Australian government agencies are attempting to apply surveillance to our every action. The information that’s become available in recent years makes clear that:

1. Surveillance of Australians is being undertaken by many Australian government agencies, including agencies within the Defence portfolio, and by foreign agencies.

2. Australian and foreign agencies are exchanging data about one another’s citizens, resulting in the circumvention of national laws that are intended to protect against spying on the populace.

3. Current legal protections for information rights are seriously inadequate.

4. Laws that are supposed to protect privacy and private data are being weakened, evaded or breached.

5. The UN Resolution on Privacy in the Digital Age has reinforced the importance of privacy as a human right.

This document expresses APF’s Policy on this matter.


1. All agencies of all Australian governments must fully respect the rights expressed in the ICCPR relating to privacy and to the freedom of thought and expression, and precluding unreasonable search and seizure.

These are not options or goals, but fundamental rights and freedoms.

The erosion of these rights and freedoms must stop.

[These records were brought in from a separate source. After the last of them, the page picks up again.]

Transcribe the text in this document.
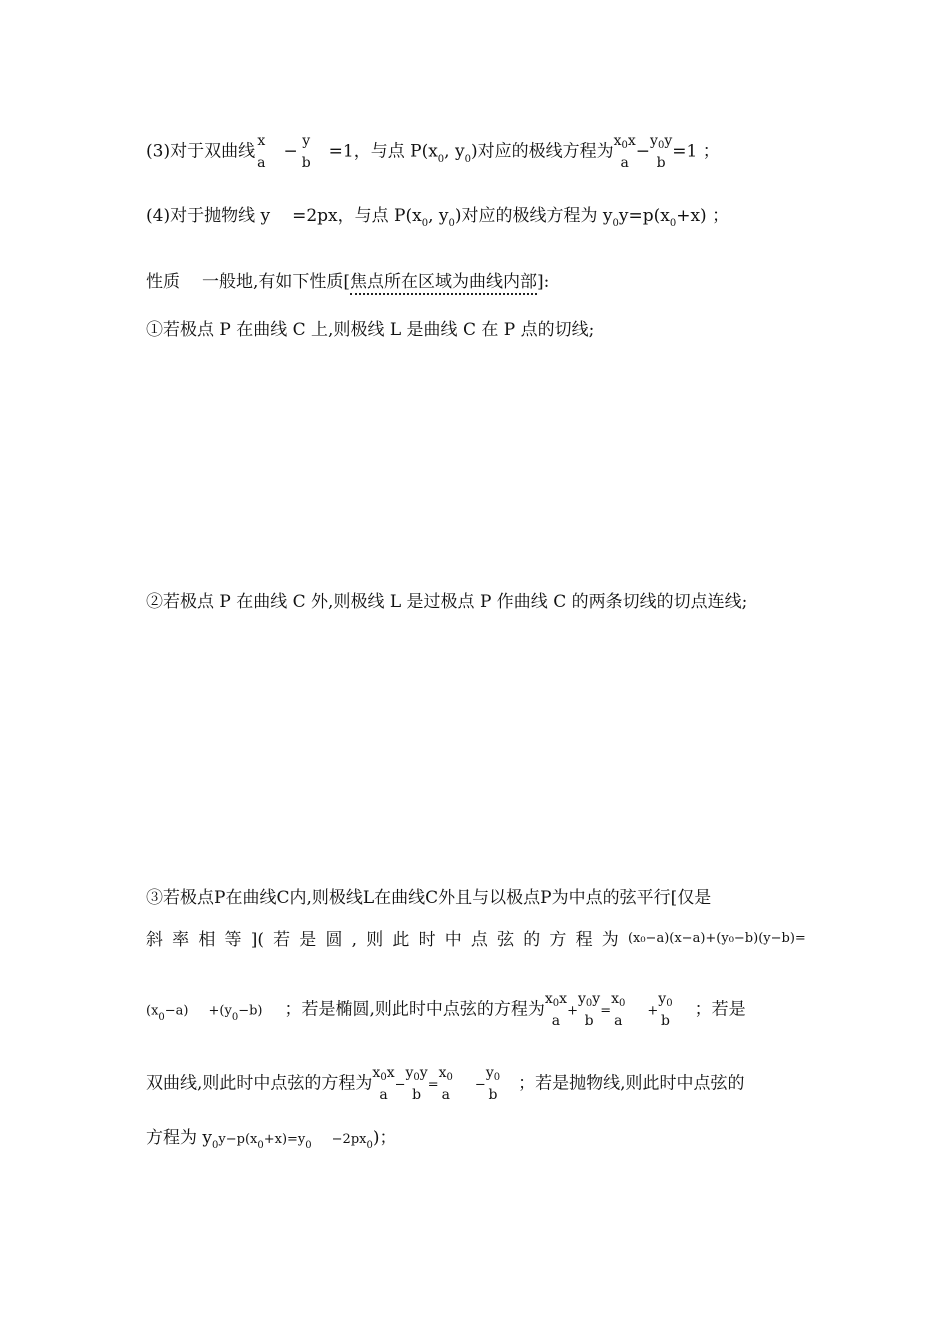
(3)对于双曲线
x
a
−
y
b
=1，与点 $P(x_0$, $y_0$)对应的极线方程为
$x_0x$
a
−
$y_0y$
b
=1 ；
(4)对于抛物线 y =2px，与点 $P(x_0$, $y_0$)对应的极线方程为 $y_0y=p(x_0+x)$ ；
性质 一般地,有如下性质[焦点所在区域为曲线内部]:
①若极点 P 在曲线 C 上,则极线 L 是曲线 C 在 P 点的切线;
②若极点 P 在曲线 C 外,则极线 L 是过极点 P 作曲线 C 的两条切线的切点连线;
③若极点P在曲线C内,则极线L在曲线C外且与以极点P为中点的弦平行[仅是
斜 率 相 等 ]( 若 是 圆 , 则 此 时 中 点 弦 的 方 程 为 (x₀−a)(x−a)+(y₀−b)(y−b)=
$(x_0-a) +(y_0-b)$ ；若是椭圆,则此时中点弦的方程为
$x_0x$
a
+
$y_0y$
b
=
$x_0$
a
+
$y_0$
b
；若是
双曲线,则此时中点弦的方程为
$x_0x$
a
−
$y_0y$
b
=
$x_0$
a
−
$y_0$
b
；若是抛物线,则此时中点弦的
方程为 $y_0y-p(x_0+x)=y_0 -2px_0$)；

Australian governments have obligations to sustain these rights and freedoms for everyone in Australia and for all Australians while they are overseas. Particular concerns arise in respect of vulnerable, disadvantaged and marginal groups, who are frequently the subject of discrimination.

2. All surveillance activities by all agencies of Australian governments must be subject to explicit legislative authority. There must be no secret laws hidden from parliaments or from the public.

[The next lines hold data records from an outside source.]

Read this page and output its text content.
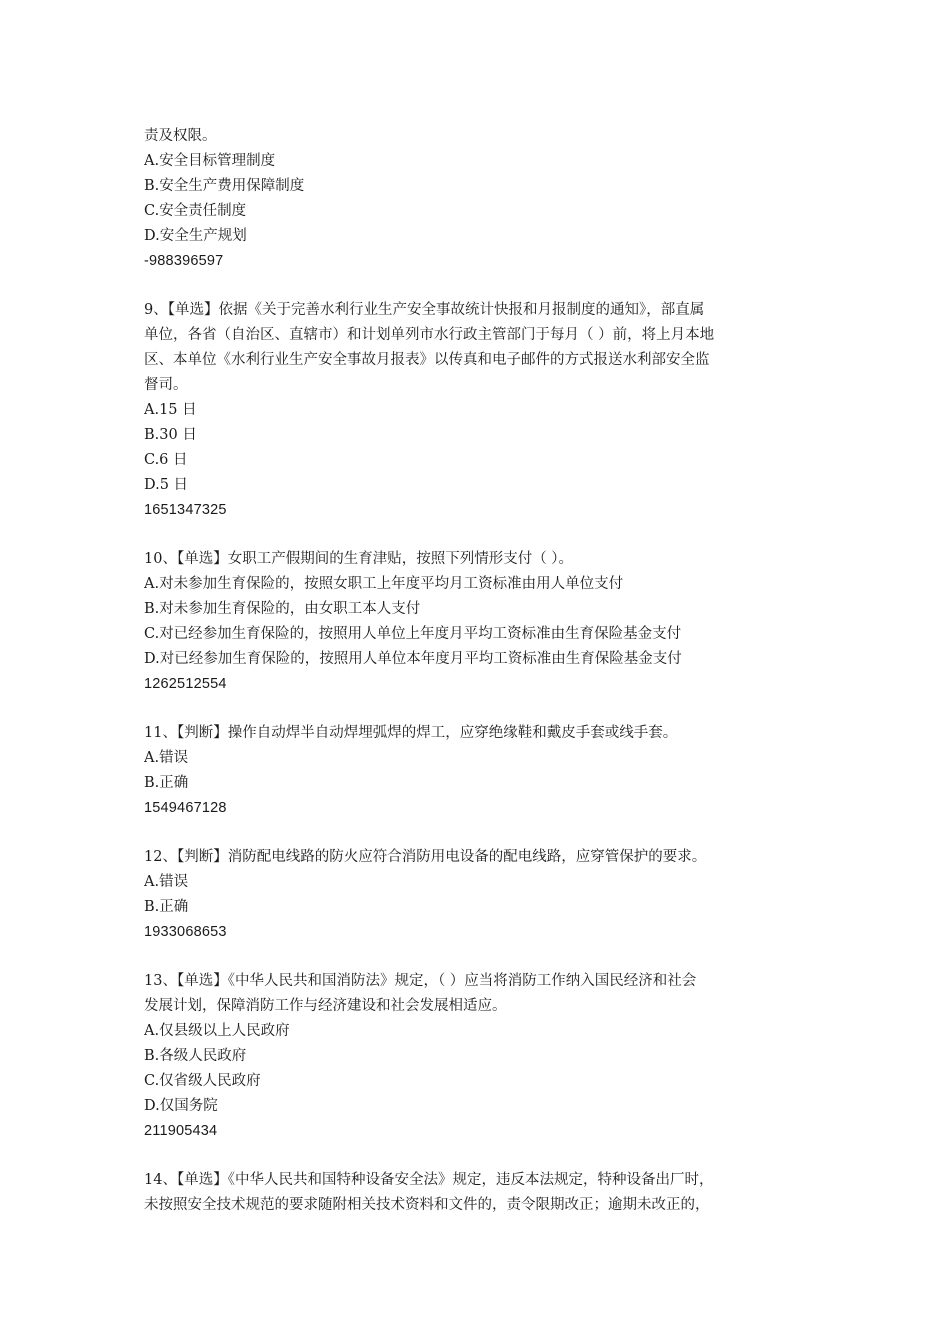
责及权限。
A.安全目标管理制度
B.安全生产费用保障制度
C.安全责任制度
D.安全生产规划
-988396597
9、【单选】依据《关于完善水利行业生产安全事故统计快报和月报制度的通知》，部直属
单位，各省（自治区、直辖市）和计划单列市水行政主管部门于每月（ ）前，将上月本地
区、本单位《水利行业生产安全事故月报表》以传真和电子邮件的方式报送水利部安全监
督司。
A.15 日
B.30 日
C.6 日
D.5 日
1651347325
10、【单选】女职工产假期间的生育津贴，按照下列情形支付（ ）。
A.对未参加生育保险的，按照女职工上年度平均月工资标准由用人单位支付
B.对未参加生育保险的，由女职工本人支付
C.对已经参加生育保险的，按照用人单位上年度月平均工资标准由生育保险基金支付
D.对已经参加生育保险的，按照用人单位本年度月平均工资标准由生育保险基金支付
1262512554
11、【判断】操作自动焊半自动焊埋弧焊的焊工，应穿绝缘鞋和戴皮手套或线手套。
A.错误
B.正确
1549467128
12、【判断】消防配电线路的防火应符合消防用电设备的配电线路，应穿管保护的要求。
A.错误
B.正确
1933068653
13、【单选】《中华人民共和国消防法》规定，（ ）应当将消防工作纳入国民经济和社会
发展计划，保障消防工作与经济建设和社会发展相适应。
A.仅县级以上人民政府
B.各级人民政府
C.仅省级人民政府
D.仅国务院
211905434
14、【单选】《中华人民共和国特种设备安全法》规定，违反本法规定，特种设备出厂时，
未按照安全技术规范的要求随附相关技术资料和文件的，责令限期改正；逾期未改正的，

3. All empowering legislation must be developed through processes that respect the APF’s Meta-Principles for Privacy Protection.

4. The Australian government must not enter into international treaties or agreements without prior public discussion, parliamentary debate and parliamentary authority, where those treaties or agreements:

  • compromise human rights as expressed in ICCPR
  • preclude or compromise appropriate legislative processes or public transparency

Existing treaties that have such effects must be reviewed, with a view to recovering lost and compromised rights.

5. All powers must be exercised transparently, and must be subject to effective controls, audit, oversight, complaints-handling, investigation, sanctions and enforcement.

6. All agencies that are granted surveillance powers must be accountable for their use of them. Regulatory agencies must be empowered and resourced to ensure that the accountability arrangements are effective.

7. All proposals for change to information rights and freedoms must be presented, justified and debated in a transparent manner. They must never be embedded in omnibus bills or otherwise hidden in legislation relating to other issues.

8. The requirement of transparent law-making is violated if the package proposing the measures fails to include a copy of relevant Acts as they would appear if the amendments were passed.

9. A loose interpretation of ‘lawful authority’, which has been used in some jurisdictions to allow agencies to evade accountability on the grounds of national security, is inconsistent with democratic principles. All powers must be transparent and subject to parliamentary and public debate.

10. Laws must be reviewed and updated in order to ensure that protections are sustained, and where necessary created.


Acknowledgement

This document benefited from discussions that resulted in the Ottawa Statement on Mass Surveillance in Canada, issued following a Workshop on the Politics of Surveillance, at the University of Ottawa 8-10 May 2014. It also reflects the International Principles on the Application of Human Rights to Communications Surveillance (aka ‘Necessary and Proportionate’) of 2013-14.